Photo file: builtbybees.com

Queen honeybees live for up to seven years and can lay more than 1500 eggs a day, which equates to more than their body weight. Rather than working, like the vast majority of colony members, queens spend their lives devoted to laying eggs while other bees serve them. Instead of pollen and honey, the queen is fed royal jelly, which workers secrete from glands in their heads. When a queen grows old, a colony will select a new one, but in some colonies there may be multiple new queens, who have to fight each other to the death. The survivor will fly to a drone congregation area and mate with around a dozen drones, storing up to 6 million sperm in her body.
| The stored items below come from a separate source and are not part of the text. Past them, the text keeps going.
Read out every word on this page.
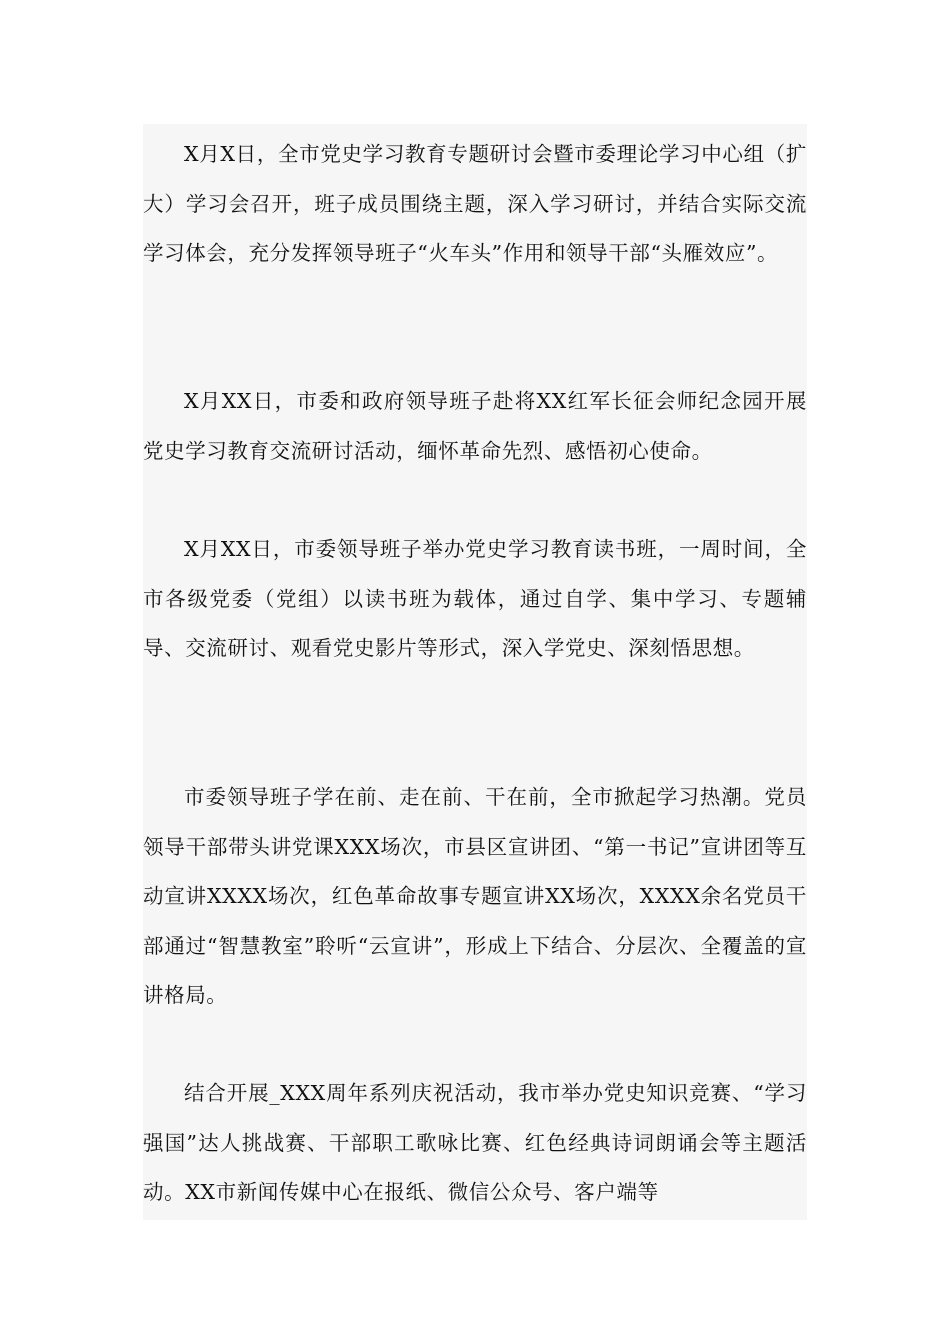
X月X日，全市党史学习教育专题研讨会暨市委理论学习中心组（扩大）学习会召开，班子成员围绕主题，深入学习研讨，并结合实际交流学习体会，充分发挥领导班子“火车头”作用和领导干部“头雁效应”。

X月XX日，市委和政府领导班子赴将XX红军长征会师纪念园开展党史学习教育交流研讨活动，缅怀革命先烈、感悟初心使命。

X月XX日，市委领导班子举办党史学习教育读书班，一周时间，全市各级党委（党组）以读书班为载体，通过自学、集中学习、专题辅导、交流研讨、观看党史影片等形式，深入学党史、深刻悟思想。

市委领导班子学在前、走在前、干在前，全市掀起学习热潮。党员领导干部带头讲党课XXX场次，市县区宣讲团、“第一书记”宣讲团等互动宣讲XXXX场次，红色革命故事专题宣讲XX场次，XXXX余名党员干部通过“智慧教室”聆听“云宣讲”，形成上下结合、分层次、全覆盖的宣讲格局。

结合开展_XXX周年系列庆祝活动，我市举办党史知识竞赛、“学习强国”达人挑战赛、干部职工歌咏比赛、红色经典诗词朗诵会等主题活动。XX市新闻传媒中心在报纸、微信公众号、客户端等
How Many Queen Bees Are in a Hive?

There might be anything from 10,000 to well over 60,000 honey bees in a single colony. In many ways, the hive operates as a single organism. The majority of the members are female worker bees, who are frequently the same queen bee's offspring. Even though numerous queen bees will hatch at once, the colony can only have one queen bee as its leader. Colony and hive are the same. Only eggs that have been fed royal jelly, a protein-rich fluid from glands on the heads of immature bees, will hatch into queens. When only one queen is left, the newly hatched queens "battle 'til death."

How Often Will She Mate?

Laying eggs is the queen bee's only responsibility. A queen only partners once in her lifetime and at a young age. She stores enough sperm from the 10 to 15 drones that mate with her during her mating flight to enable her to lay millions of eggs over the course of her lifetime.

Although a queen can lay up to 2,000 eggs per day during active seasons, the weather and the availability of food have a significant impact on the rate and quantity of egg production. Future queen bees or female workers are produced from the queen's fertilized eggs. Drones are male honeybees that develop from the queen's unfertilized eggs. Her needs are met by all bees.